Choosing meat for frying should be tender, of high quality, without tendons and films. Low-quality species after processing will be hard, fibrous. You can chop and fry such meat.
It is necessary to prepare the product for frying like this. The pieces are cut across the fibers (their shape and thickness are determined by the selected recipe). Using a hammer, the product can be beaten to the desired shape. Then they are rolled in breading, or flour, or dipped in dough.
Breading is done like this. The formed pieces of meat are rolled in flour, beaten egg, dried and sprinkled with breadcrumbs on both sides. Crackers are pressed to the surface of the meat with a knife blade so that they do not crumble into fat. Pork chops and boiled meat products are dipped in thick dough before heat treatment. It will create a thin layer that will form a crusty crust when fried.
Fry the meat without a lid, being careful not to keep it in the pan for long.
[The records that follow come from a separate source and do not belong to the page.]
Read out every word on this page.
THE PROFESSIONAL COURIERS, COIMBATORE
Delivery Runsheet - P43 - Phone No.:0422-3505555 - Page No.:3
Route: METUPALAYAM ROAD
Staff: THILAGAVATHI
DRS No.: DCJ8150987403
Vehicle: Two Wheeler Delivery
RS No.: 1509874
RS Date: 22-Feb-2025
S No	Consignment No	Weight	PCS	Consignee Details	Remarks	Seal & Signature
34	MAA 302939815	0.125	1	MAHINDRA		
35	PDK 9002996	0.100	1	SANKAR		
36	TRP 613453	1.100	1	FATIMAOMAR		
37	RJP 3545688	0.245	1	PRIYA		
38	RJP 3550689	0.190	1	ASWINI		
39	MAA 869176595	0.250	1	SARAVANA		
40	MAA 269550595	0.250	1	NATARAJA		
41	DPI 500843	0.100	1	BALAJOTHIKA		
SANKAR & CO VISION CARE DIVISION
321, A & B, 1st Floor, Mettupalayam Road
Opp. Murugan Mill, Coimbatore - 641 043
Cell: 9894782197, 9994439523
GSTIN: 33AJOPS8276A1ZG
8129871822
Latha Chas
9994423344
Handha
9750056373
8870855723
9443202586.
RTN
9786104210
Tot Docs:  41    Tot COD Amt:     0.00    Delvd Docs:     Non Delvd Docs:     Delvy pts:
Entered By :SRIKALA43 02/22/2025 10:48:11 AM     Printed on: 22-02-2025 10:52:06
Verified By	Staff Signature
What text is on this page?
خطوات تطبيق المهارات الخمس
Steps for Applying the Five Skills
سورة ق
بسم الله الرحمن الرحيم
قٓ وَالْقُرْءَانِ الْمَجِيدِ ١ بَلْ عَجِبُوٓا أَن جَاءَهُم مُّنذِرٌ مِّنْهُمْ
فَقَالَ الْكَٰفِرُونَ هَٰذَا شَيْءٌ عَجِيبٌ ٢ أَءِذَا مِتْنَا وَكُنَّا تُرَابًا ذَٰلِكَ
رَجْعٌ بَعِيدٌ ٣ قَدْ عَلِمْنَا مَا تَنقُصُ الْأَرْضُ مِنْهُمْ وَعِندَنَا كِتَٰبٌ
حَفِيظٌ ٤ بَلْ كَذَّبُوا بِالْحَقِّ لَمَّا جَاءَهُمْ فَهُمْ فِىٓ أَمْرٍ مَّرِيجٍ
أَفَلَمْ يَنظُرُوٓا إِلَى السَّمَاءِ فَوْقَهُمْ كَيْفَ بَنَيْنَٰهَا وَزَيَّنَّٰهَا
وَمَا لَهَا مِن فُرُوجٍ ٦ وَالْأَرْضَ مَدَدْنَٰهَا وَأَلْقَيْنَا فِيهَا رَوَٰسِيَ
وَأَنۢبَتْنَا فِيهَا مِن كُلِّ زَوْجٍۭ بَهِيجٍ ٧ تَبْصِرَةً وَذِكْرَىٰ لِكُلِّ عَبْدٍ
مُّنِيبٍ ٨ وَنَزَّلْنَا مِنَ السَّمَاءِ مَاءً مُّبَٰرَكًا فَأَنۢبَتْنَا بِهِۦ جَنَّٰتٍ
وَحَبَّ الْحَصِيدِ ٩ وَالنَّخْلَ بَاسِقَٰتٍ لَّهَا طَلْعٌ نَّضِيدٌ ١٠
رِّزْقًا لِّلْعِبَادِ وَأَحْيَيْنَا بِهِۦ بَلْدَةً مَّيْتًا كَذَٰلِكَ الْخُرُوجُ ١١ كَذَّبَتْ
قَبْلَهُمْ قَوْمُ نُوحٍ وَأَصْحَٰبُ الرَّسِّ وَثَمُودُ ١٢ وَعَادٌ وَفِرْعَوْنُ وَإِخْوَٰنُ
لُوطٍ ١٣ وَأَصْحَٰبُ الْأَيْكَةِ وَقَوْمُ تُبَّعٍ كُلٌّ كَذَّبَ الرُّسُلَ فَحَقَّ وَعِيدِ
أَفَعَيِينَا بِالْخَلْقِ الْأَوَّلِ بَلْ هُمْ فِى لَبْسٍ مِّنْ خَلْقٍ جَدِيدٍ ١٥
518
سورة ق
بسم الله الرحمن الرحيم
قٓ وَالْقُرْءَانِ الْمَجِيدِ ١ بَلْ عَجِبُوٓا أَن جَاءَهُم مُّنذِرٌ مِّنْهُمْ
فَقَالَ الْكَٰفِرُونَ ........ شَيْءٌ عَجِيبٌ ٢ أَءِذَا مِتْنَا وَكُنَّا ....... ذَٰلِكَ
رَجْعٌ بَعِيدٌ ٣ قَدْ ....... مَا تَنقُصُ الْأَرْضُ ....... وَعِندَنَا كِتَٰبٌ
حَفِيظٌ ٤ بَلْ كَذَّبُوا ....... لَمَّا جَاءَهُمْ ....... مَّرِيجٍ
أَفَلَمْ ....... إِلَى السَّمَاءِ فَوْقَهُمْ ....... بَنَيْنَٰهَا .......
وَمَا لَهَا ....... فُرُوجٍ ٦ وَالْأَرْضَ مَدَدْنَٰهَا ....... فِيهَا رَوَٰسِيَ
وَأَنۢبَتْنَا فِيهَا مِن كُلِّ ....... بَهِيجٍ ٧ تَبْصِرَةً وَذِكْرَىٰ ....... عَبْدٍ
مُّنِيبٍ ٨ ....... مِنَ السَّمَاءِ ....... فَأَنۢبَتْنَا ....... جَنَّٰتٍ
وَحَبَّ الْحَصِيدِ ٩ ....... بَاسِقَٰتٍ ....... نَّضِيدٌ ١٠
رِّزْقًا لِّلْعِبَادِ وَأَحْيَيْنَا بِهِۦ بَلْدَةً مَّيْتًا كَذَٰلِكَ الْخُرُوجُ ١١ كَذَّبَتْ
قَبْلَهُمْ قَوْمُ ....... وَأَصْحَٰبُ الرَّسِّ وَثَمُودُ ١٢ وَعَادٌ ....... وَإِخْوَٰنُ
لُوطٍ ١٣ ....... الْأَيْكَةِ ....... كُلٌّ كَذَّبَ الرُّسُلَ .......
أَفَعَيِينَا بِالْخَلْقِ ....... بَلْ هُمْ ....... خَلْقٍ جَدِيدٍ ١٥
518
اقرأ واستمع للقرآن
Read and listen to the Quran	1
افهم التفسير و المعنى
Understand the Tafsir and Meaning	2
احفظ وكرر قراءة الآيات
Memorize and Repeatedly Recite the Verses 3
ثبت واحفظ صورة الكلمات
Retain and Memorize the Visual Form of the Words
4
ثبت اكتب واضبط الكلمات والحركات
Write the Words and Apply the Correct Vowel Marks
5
Put the chopped pieces on well-heated fat. Before frying, roll the meat in ground breadcrumbs or flour - a delicious crust is formed from caramelized starch and browned proteins. It protects the cooking pieces from excessive fat and preserves the juice.
When one side of the meat is browned, turn it over immediately. It is desirable that both sides are rosy the same. It is not recommended to lay it tightly. This type of frying produces a lot of steam, which prevents the formation of a crust. Turning the meat over also damages the breading.